M. Laurin: Je demanderais à M. Rousseau de répondre.

Il faut dire que, pour les allocations qui étaient destinées à la politique d'intervention en milieu économiquement faible, dans notre modalité d'allocation des ressources, ces allocations constituaient des allocations supplémentaires. Pour 1981-1982, nous prévoyons un montant de 8 000 000 $ pour les milieux économiquement faibles et, en ce qui concerne la distribution, il y avait, à l'intérieur de la politique, une prévision de développement de services divers dont les classes de la prématernelle pour les enfants de quatre ans, que ce soient les maternelles animation, les maternelles maisons ou les maternelles régulières. Pour 1981-1982 sont maintenues toutes les activités dans les commissions scolaires qui avaient été identifiées comme étant celles qui avaient les clientèles les plus défavorisées. Ces services ont été retenus, de même que l'animation Passe-Partout. Ces commissions scolaires avaient présenté des projets, selon les modalités prévues pour la dispersion des allocations supplémentaires, et ces projets ont été reconduits pour 1981-1982, à toutes fins utiles, aux deux tiers, puisque le budget passe de 3 000 000 $ à 2 000 000 $ pour l'animation des parents de Passe-Partout.

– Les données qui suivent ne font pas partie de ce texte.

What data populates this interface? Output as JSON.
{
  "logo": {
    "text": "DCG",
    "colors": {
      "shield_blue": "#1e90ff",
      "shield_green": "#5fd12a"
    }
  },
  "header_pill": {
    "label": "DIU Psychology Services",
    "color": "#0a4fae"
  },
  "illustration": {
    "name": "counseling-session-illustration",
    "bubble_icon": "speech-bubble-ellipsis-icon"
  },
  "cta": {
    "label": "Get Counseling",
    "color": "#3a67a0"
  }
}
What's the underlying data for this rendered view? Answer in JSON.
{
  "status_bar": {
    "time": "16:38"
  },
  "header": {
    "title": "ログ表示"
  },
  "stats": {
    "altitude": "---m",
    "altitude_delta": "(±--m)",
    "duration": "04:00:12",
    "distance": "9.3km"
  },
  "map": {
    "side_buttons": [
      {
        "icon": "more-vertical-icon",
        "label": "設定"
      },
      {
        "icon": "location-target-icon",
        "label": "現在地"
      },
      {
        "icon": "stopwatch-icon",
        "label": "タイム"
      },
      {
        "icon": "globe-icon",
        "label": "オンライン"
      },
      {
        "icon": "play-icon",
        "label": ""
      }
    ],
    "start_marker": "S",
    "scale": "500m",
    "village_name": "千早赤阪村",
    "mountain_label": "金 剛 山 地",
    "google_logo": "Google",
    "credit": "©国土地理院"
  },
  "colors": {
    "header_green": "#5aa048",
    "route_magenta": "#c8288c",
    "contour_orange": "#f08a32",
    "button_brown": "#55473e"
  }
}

Le Président (M. Rodrigue): M. le député de Marguerite-Bourgeoys.

M. Paquette: J'avais une autre question à poser, M. le Président, dans un autre ordre d'idées. Je ne veux pas accaparer trop de temps non plus. En ce qui concerne la question du programme d'enseignement en langue d'origine - c'est particulièrement important sur l'île de Montréal - qui permet à nos concitoyens québécois d'origine italienne, portugaise et grecque, je pense...

M. Laurin: C'est cela.

M. Paquette: ... actuellement de recevoir des cours payés à même les fonds publics, dans le cadre de l'horaire régulier, dans leur langue d'origine, j'aimerais savoir si ce budget est maintenu, si ce programme a donné de bons résultats au cours de l'année dernière, s'il est relativement populaire et si c'est l'intention du ministère de poursuivre l'effort en ce sens.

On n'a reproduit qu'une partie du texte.